Ihre reisevertraglichen Ansprüche verjähren nach neuem Recht grundsätzlich innerhalb von zwei Jahren. Die Verjährung beginnt mit dem Tag, an dem die Reise vertragsgemäß enden sollte, nicht mit dem Tag die Reise tatsächlich beendet wurde (§ 651 g Abs.2 BGB). Das ist entscheidend, wenn Sie z.B. Ihre Reise abgebrochen haben oder wenn Sie verspätet aus dem Urlaub zurückgekommen sind.
Sehen Sie sich aber unbedingt die Allgemeinen Reisebedingungen (ARB) an: Der Gesetzgeber hat dem Reiseveranstalter erlaubt, die Verjährung auf ein Jahr zu verkürzen (§ 651 m BGB).

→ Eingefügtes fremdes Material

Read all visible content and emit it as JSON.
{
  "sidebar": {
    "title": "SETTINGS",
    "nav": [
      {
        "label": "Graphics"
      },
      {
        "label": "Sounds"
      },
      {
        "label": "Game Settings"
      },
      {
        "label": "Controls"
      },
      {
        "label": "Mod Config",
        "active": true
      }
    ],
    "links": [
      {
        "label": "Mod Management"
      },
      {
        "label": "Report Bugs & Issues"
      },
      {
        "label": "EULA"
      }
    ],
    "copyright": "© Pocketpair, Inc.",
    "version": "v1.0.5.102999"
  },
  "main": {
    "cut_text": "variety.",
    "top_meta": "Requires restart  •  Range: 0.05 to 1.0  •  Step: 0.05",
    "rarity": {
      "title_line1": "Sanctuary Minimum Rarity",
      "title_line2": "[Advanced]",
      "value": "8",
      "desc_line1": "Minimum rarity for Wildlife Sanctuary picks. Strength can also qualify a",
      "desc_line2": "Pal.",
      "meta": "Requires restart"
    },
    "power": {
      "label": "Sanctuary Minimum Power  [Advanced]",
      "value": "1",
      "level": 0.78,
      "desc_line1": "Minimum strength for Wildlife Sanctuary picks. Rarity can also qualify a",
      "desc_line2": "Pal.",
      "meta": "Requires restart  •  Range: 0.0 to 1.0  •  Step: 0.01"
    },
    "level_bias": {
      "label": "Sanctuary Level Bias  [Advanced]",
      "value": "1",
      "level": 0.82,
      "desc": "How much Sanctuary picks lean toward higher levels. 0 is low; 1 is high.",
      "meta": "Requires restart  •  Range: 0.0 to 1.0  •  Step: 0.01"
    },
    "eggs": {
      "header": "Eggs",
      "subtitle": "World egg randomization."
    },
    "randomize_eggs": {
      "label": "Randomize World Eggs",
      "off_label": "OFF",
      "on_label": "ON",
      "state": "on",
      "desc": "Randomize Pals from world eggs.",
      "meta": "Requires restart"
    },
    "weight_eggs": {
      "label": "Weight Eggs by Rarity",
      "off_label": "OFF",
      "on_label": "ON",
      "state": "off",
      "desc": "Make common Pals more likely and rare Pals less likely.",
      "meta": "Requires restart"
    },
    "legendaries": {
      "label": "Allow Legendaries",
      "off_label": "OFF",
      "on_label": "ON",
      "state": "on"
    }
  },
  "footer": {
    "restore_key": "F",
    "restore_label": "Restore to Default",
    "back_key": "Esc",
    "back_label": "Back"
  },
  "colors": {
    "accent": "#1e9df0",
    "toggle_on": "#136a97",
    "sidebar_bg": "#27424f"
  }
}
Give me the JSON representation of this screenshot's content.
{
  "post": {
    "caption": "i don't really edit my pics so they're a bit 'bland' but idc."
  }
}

Es ist damit zu rechnen, dass auch „Ihr“ Reiseveranstalter von dieser Möglichkeit Gebrauch gemacht hat. Wenn also die ARB wirksam in den Reisevertrag einbezogen wurden und sich darin eine entsprechende Klausel findet, sind Ihre Ansprüche schon nach einem Jahr verjährt.
Konnten Sie sich mit dem Reiseveranstalter nicht innerhalb der Verjährungsfrist (ein oder zwei Jahre) über die Minderung des Reispreises oder die Zahlung von Schadensersatz nicht einigen, müssen Sie die Verjährung erneut unterbrechen. Das können Sie durch die Zustellung eines Mahnbescheides im Mahnverfahren oder durch Erhebung einer Klage tun (§ 204 BGB). Die Unterbrechung dauert dann fort, bis der Prozess rechtskräftig entschieden oder anderweitig (z.B. durch einen Vergleich) beendet worden ist (§ 211 BGB). Gleiches gilt , wenn Sie ein Güteverfahren einleiten: Die Verjährung wird dann bis zu dessen Erledigung unterbrochen, und wenn sich unmittelbar daran ein Gerichtsverfahren anschließt, sogar bis zu dessen rechtskräftigem Abschluss.